Mais vous pensez bien que je ne m’en occupai pas. Sautant, me baissant et me frayant passage, je courus droit devant moi jusqu’au moment où la fatigue me contraignit de m’arrêter.

XIV

Le premier coup

Jétais si content d’avoir planté là Long John, que je commençai à me divertir et à examiner avec curiosité le lieu où je me trouvais, sur cette terre étrangère.

J’avais franchi un espace marécageux, encombré de saules, de joncs et de singuliers arbres paludéens à l’aspect exotique, et j’étais arrivé sur les limites d’un terrain découvert, aux ondulations sablonneuses, long d’un mille environ, parsemé de quelques pins et d’un grand nombre d’arbustes rabougris, rappelant assez des chênes par leur aspect, mais d’un feuillage argenté comme celui des saules. À l’extrémité du découvert s’élevait l’une des montagnes, dont le soleil éclatant illuminait les deux sommets, aux escarpements bizarres.

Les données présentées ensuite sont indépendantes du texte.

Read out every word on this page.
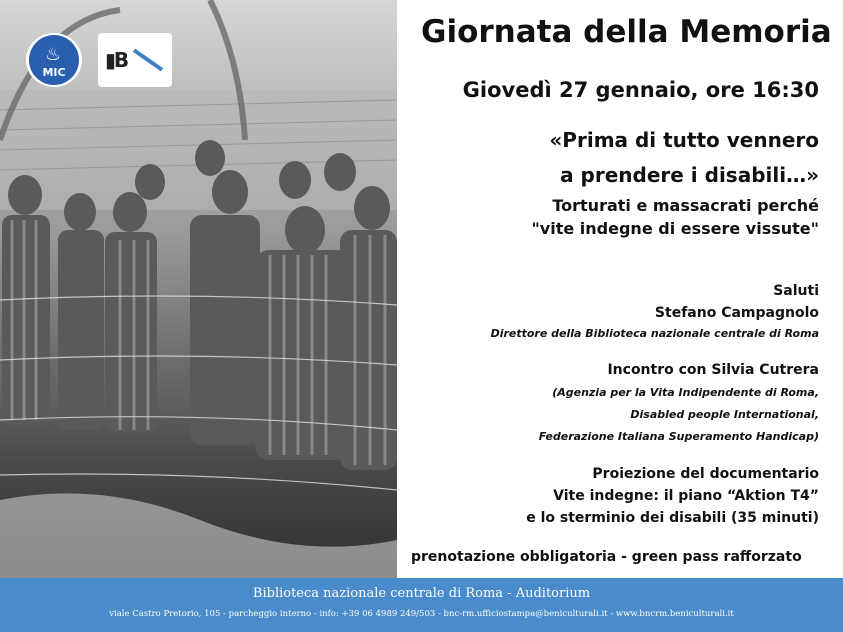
♨
MIC
▮B
Giornata della Memoria
Giovedì 27 gennaio, ore 16:30
«Prima di tutto vennero
a prendere i disabili…»
Torturati e massacrati perché
"vite indegne di essere vissute"
Saluti
Stefano Campagnolo
Direttore della Biblioteca nazionale centrale di Roma
Incontro con Silvia Cutrera
(Agenzia per la Vita Indipendente di Roma,
Disabled people International,
Federazione Italiana Superamento Handicap)
Proiezione del documentario
Vite indegne: il piano “Aktion T4”
e lo sterminio dei disabili (35 minuti)
prenotazione obbligatoria - green pass rafforzato
Biblioteca nazionale centrale di Roma - Auditorium
viale Castro Pretorio, 105 - parcheggio interno - info: +39 06 4989 249/503 - bnc-rm.ufficiostampa@beniculturali.it - www.bncrm.beniculturali.it
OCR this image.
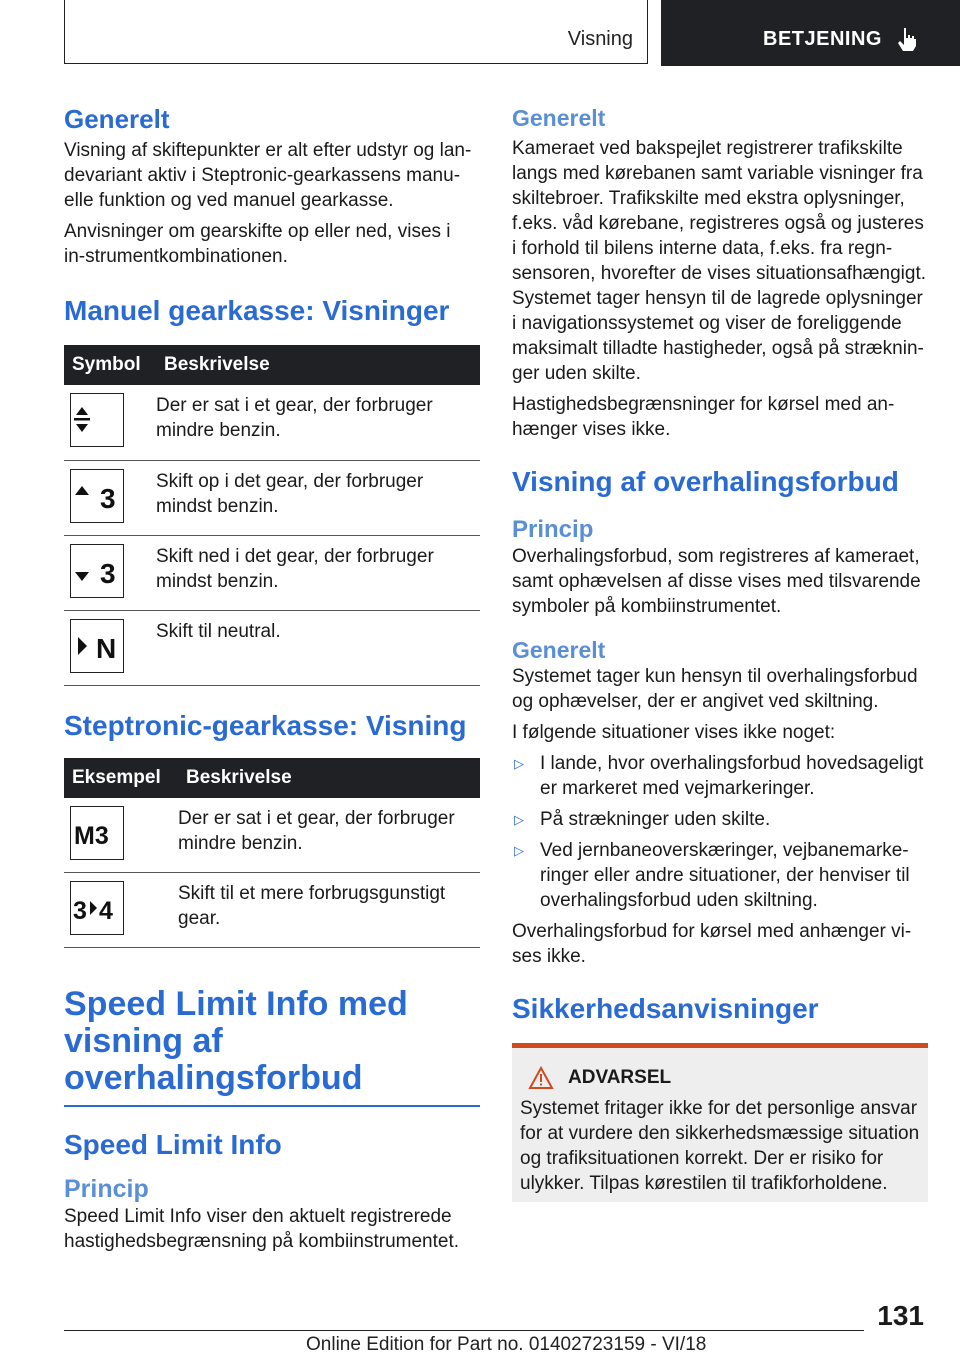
Visning	BETJENING
Generelt

Visning af skiftepunkter er alt efter udstyr og lan-devariant aktiv i Steptronic-gearkassens manu-elle funktion og ved manuel gearkasse.

Anvisninger om gearskifte op eller ned, vises i in-strumentkombinationen.

Manuel gearkasse: Visninger
Symbol	Beskrivelse

	Der er sat i et gear, der forbruger mindre benzin.

3	Skift op i det gear, der forbruger mindst benzin.

3	Skift ned i det gear, der forbruger mindst benzin.

N	Skift til neutral.
Steptronic-gearkasse: Visning
Eksempel	Beskrivelse

M3	Der er sat i et gear, der forbruger mindre benzin.

3 4	Skift til et mere forbrugsgunstigt gear.
Speed Limit Info med visning af overhalingsforbud
Speed Limit Info
Princip

Speed Limit Info viser den aktuelt registrerede hastighedsbegrænsning på kombiinstrumentet.

Generelt

Kameraet ved bakspejlet registrerer trafikskilte langs med kørebanen samt variable visninger fra skiltebroer. Trafikskilte med ekstra oplysninger, f.eks. våd kørebane, registreres også og justeres i forhold til bilens interne data, f.eks. fra regn-sensoren, hvorefter de vises situationsafhængigt. Systemet tager hensyn til de lagrede oplysninger i navigationssystemet og viser de foreliggende maksimalt tilladte hastigheder, også på stræknin-ger uden skilte.

Hastighedsbegrænsninger for kørsel med an-hænger vises ikke.

Visning af overhalingsforbud
Princip

Overhalingsforbud, som registreres af kameraet, samt ophævelsen af disse vises med tilsvarende symboler på kombiinstrumentet.

Generelt

Systemet tager kun hensyn til overhalingsforbud og ophævelser, der er angivet ved skiltning.

I følgende situationer vises ikke noget:

▷ I lande, hvor overhalingsforbud hovedsageligt er markeret med vejmarkeringer.
▷ På strækninger uden skilte.
▷ Ved jernbaneoverskæringer, vejbanemarke-ringer eller andre situationer, der henviser til overhalingsforbud uden skiltning.

Overhalingsforbud for kørsel med anhænger vi-ses ikke.

Sikkerhedsanvisninger
ADVARSEL

Systemet fritager ikke for det personlige ansvar for at vurdere den sikkerhedsmæssige situation og trafiksituationen korrekt. Der er risiko for ulykker. Tilpas kørestilen til trafikforholdene.

131
Online Edition for Part no. 01402723159 - VI/18
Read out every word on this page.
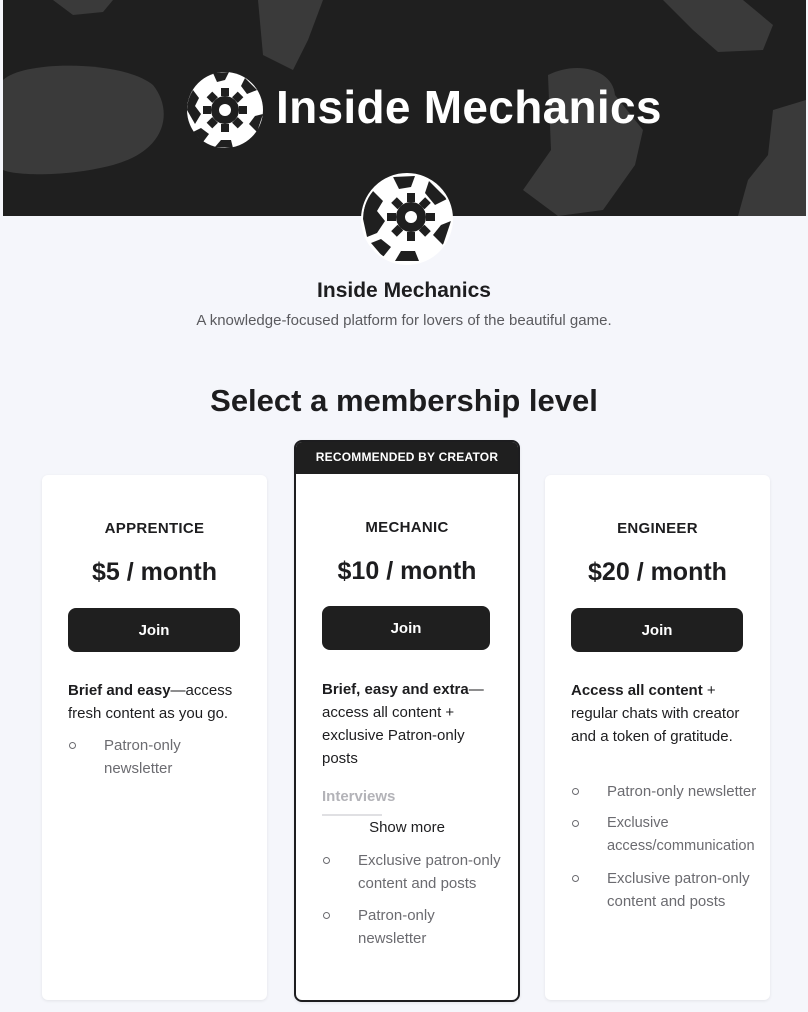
Inside Mechanics
Inside Mechanics
A knowledge-focused platform for lovers of the beautiful game.
Select a membership level
APPRENTICE
$5 / month
Join
Brief and easy—access fresh content as you go.
Patron-only newsletter
RECOMMENDED BY CREATOR
MECHANIC
$10 / month
Join
Brief, easy and extra— access all content + exclusive Patron-only posts
Interviews
Show more
Exclusive patron-only content and posts
Patron-only newsletter
ENGINEER
$20 / month
Join
Access all content + regular chats with creator and a token of gratitude.
Patron-only newsletter
Exclusive access/communication
Exclusive patron-only content and posts
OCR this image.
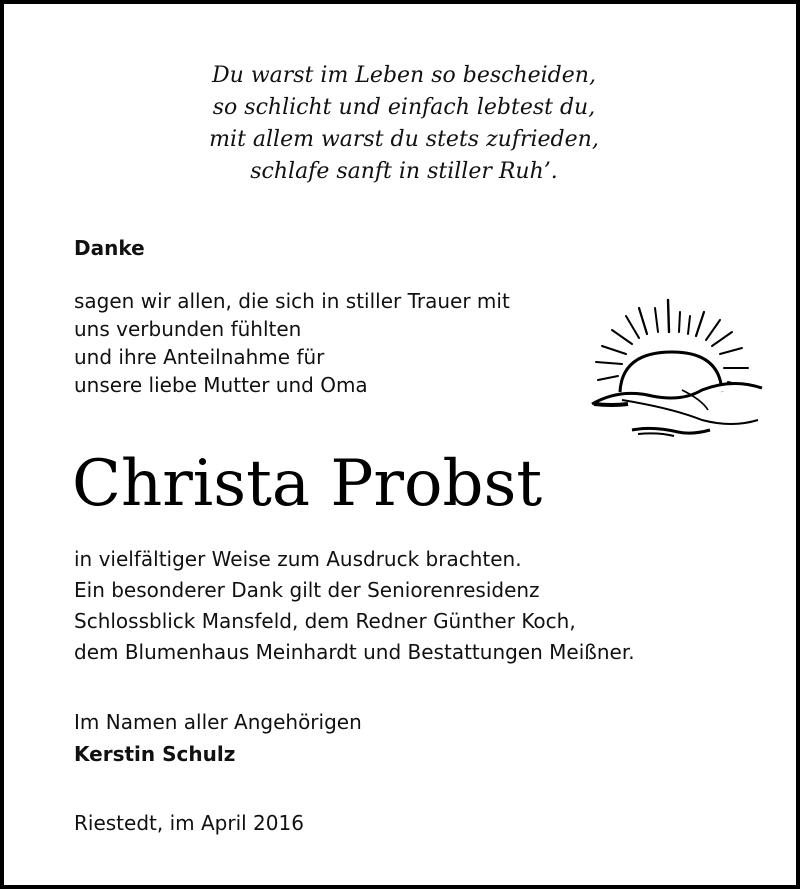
Du warst im Leben so bescheiden,
so schlicht und einfach lebtest du,
mit allem warst du stets zufrieden,
schlafe sanft in stiller Ruh’.
Danke
sagen wir allen, die sich in stiller Trauer mit
uns verbunden fühlten
und ihre Anteilnahme für
unsere liebe Mutter und Oma
Christa Probst
in vielfältiger Weise zum Ausdruck brachten.
Ein besonderer Dank gilt der Seniorenresidenz
Schlossblick Mansfeld, dem Redner Günther Koch,
dem Blumenhaus Meinhardt und Bestattungen Meißner.
Im Namen aller Angehörigen
Kerstin Schulz
Riestedt, im April 2016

Je connus alors pour la première fois les joies de l’explorateur. L’île était inhabitée ; mes compagnons, je les avais laissés en arrière, et rien ne vivait devant moi que des bêtes. Je rôdais au hasard parmi les arbres. Çà et là fleurissaient des plantes inconnues de moi ; çà et là je vis des serpents, dont l’un darda la tête hors d’une crevasse de rocher, en sifflant avec un bruit assez analogue au ronflement d’une toupie. Je ne me doutais guère que j’avais là devant moi un ennemi mortel, et que ce bruit était celui de la fameuse « sonnette ».

J’arrivai ensuite à un long fourré de ces espèces de chênes — des chênes verts, comme j’appris plus tard à les nommer — qui buissonnaient au ras du sable, telles des ronces, et entrelaçaient bizarrement leurs ramures, serrées dru comme un chaume. Le fourré partait du haut d’un monticule de sable et s’étendait, toujours en s’élargissant et augmentant de taille, jusqu’à la limite du vaste marais plein de roseaux, parmi lequel se traînait la plus proche des petites rivières qui débouchent dans le mouillage. Sous l’ardeur du soleil, une exhalaison montait du marais, et les contours de la Longue-Vue tremblotaient dans la buée.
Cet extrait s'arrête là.